Being part of a fetish subculture like furries all depends on the timeline as well, but of course if they are going to be PC about it this would only come up once in a while or be mentioned, largely because say having some dude running around in a fur suit or S&M garb would be silly and mocking the group they are supposed to be being nice to. I mean it works in a game like "Saint's Row" or old school "Grand Theft Auto" which are setting out to be absurd (a furry leading a gang of S&M gimps and beating people to death with a dildo is pretty much expected and even outright encouraged in Saint's Row) but not for something like "Assassin's Creed" or to make a serious statement.

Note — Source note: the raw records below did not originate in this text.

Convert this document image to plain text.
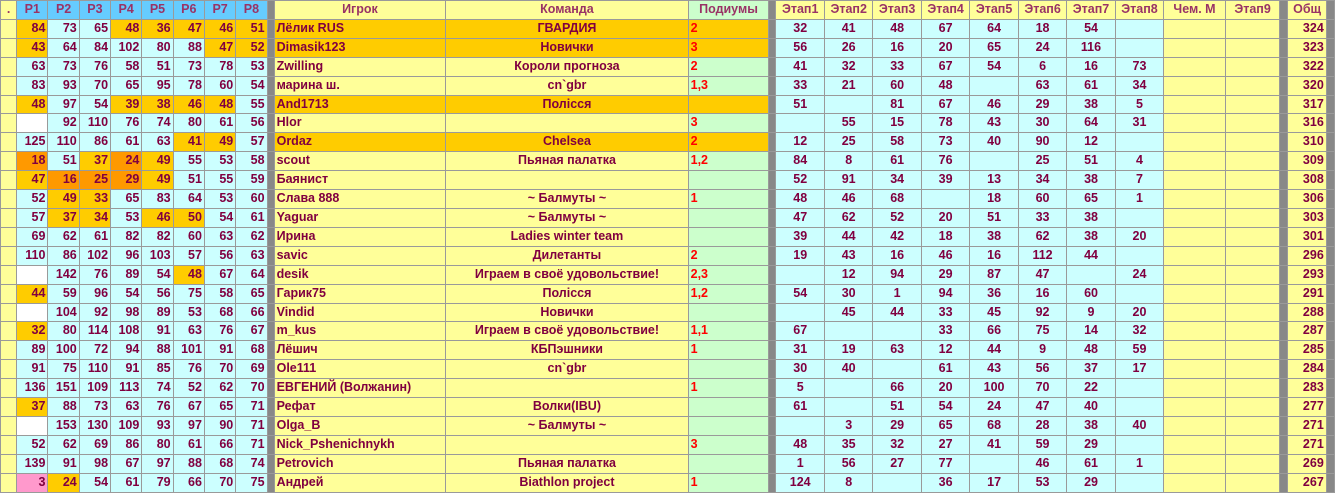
.	P1	P2	P3	P4	P5	P6	P7	P8		Игрок	Команда	Подиумы		Этап1	Этап2	Этап3	Этап4	Этап5	Этап6	Этап7	Этап8	Чем. М	Этап9		Общ	
	84	73	65	48	36	47	46	51		Лёлик RUS	ГВАРДИЯ	2		32	41	48	67	64	18	54					324	
	43	64	84	102	80	88	47	52		Dimasik123	Новички	3		56	26	16	20	65	24	116					323	
	63	73	76	58	51	73	78	53		Zwilling	Короли прогноза	2		41	32	33	67	54	6	16	73				322	
	83	93	70	65	95	78	60	54		марина ш.	cn`gbr	1,3		33	21	60	48		63	61	34				320	
	48	97	54	39	38	46	48	55		And1713	Полісся			51		81	67	46	29	38	5				317	
		92	110	76	74	80	61	56		Hlor		3			55	15	78	43	30	64	31				316	
	125	110	86	61	63	41	49	57		Ordaz	Chelsea	2		12	25	58	73	40	90	12					310	
	18	51	37	24	49	55	53	58		scout	Пьяная палатка	1,2		84	8	61	76		25	51	4				309	
	47	16	25	29	49	51	55	59		Баянист				52	91	34	39	13	34	38	7				308	
	52	49	33	65	83	64	53	60		Слава 888	~ Балмуты ~	1		48	46	68		18	60	65	1				306	
	57	37	34	53	46	50	54	61		Yaguar	~ Балмуты ~			47	62	52	20	51	33	38					303	
	69	62	61	82	82	60	63	62		Ирина	Ladies winter team			39	44	42	18	38	62	38	20				301	
	110	86	102	96	103	57	56	63		savic	Дилетанты	2		19	43	16	46	16	112	44					296	
		142	76	89	54	48	67	64		desik	Играем в своё удовольствие!	2,3			12	94	29	87	47		24				293	
	44	59	96	54	56	75	58	65		Гарик75	Полісся	1,2		54	30	1	94	36	16	60					291	
		104	92	98	89	53	68	66		Vindid	Новички				45	44	33	45	92	9	20				288	
	32	80	114	108	91	63	76	67		m_kus	Играем в своё удовольствие!	1,1		67			33	66	75	14	32				287	
	89	100	72	94	88	101	91	68		Лёшич	КБПэшники	1		31	19	63	12	44	9	48	59				285	
	91	75	110	91	85	76	70	69		Ole111	cn`gbr			30	40		61	43	56	37	17				284	
	136	151	109	113	74	52	62	70		ЕВГЕНИЙ (Волжанин)		1		5		66	20	100	70	22					283	
	37	88	73	63	76	67	65	71		Рефат	Волки(IBU)			61		51	54	24	47	40					277	
		153	130	109	93	97	90	71		Olga_B	~ Балмуты ~				3	29	65	68	28	38	40				271	
	52	62	69	86	80	61	66	71		Nick_Pshenichnykh		3		48	35	32	27	41	59	29					271	
	139	91	98	67	97	88	68	74		Petrovich	Пьяная палатка			1	56	27	77		46	61	1				269	
	3	24	54	61	79	66	70	75		Андрей	Biathlon project	1		124	8		36	17	53	29					267	
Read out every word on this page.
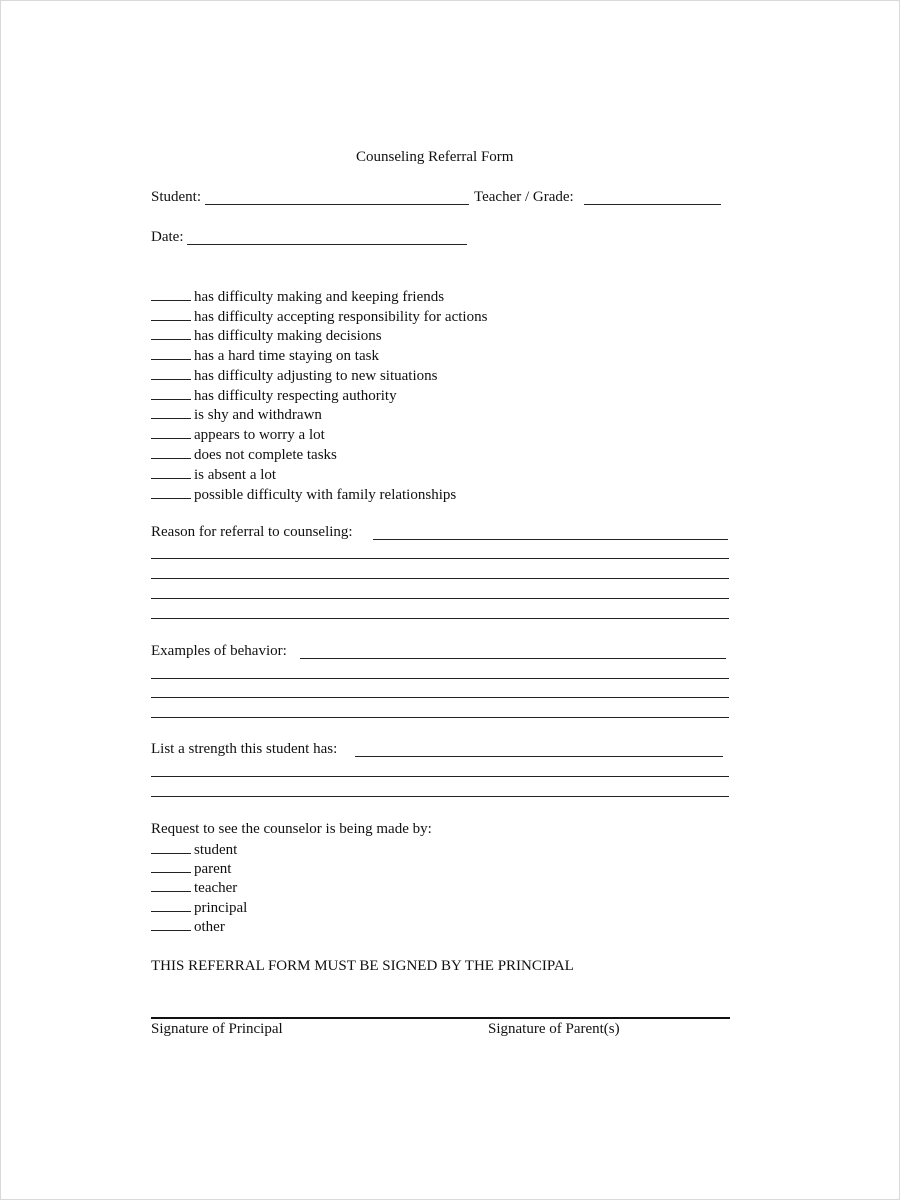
Counseling Referral Form
Student:	Teacher / Grade:
Date:
has difficulty making and keeping friends
has difficulty accepting responsibility for actions
has difficulty making decisions
has a hard time staying on task
has difficulty adjusting to new situations
has difficulty respecting authority
is shy and withdrawn
appears to worry a lot
does not complete tasks
is absent a lot
possible difficulty with family relationships
Reason for referral to counseling:
Examples of behavior:
List a strength this student has:
Request to see the counselor is being made by:
student
parent
teacher
principal
other
THIS REFERRAL FORM MUST BE SIGNED BY THE PRINCIPAL
Signature of Principal	Signature of Parent(s)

Now, to be honest it occurred to me that the upcoming Assassin's Creed game DID have a unique opportunity to do some things with the BDSM scene, since while it pre-dated the period of pre-revolutionary France it was alive and well due to the writings of guys like The Marquis De Sade (who wrote "101 Days In Sodom" while he was in prison, with the manuscript saved by the guards allegedly). Given that he travelled through high society (the title was not an affectation) and apparently had decent numbers of followers, tying him and his merry little band of social revolutionaries to the Templars, or Assassins (if they wanted you to sympathize with them) could potentially have worked. I look back to how
he was used in "The Invisibles". I'm not saying they definably should have gone here of course, but it DOES surprise me when people go to epic lengths to project a progressive agenda, and insist on focusing on one of the least likely possibilities (playable women) as opposed to other things that could match the agenda that could potentially fit into the game better. One can demand DLC for something like this, and one can't say it doesn't match the period, because the guy existed, was active, and was even arrested for the stuff he was up to, as well as becoming the face of a movement, and one of the more common fetishes that people fight for. One could argue women didn't go swashbuckling around, and nobody had even heard of a fursuit, never wound up being turned on by mascot sex or anthromorphics, but they did run around doing kinky things to each other in leather costumes and erotic torture chambers. Of course then again Desade himself was probably a maniac seriel killer as well, but that was never proven ("101 Days Of Sodom" has been taken as a sort of confession albeit exaggerated) and it depends on which stories about the guy they want to use.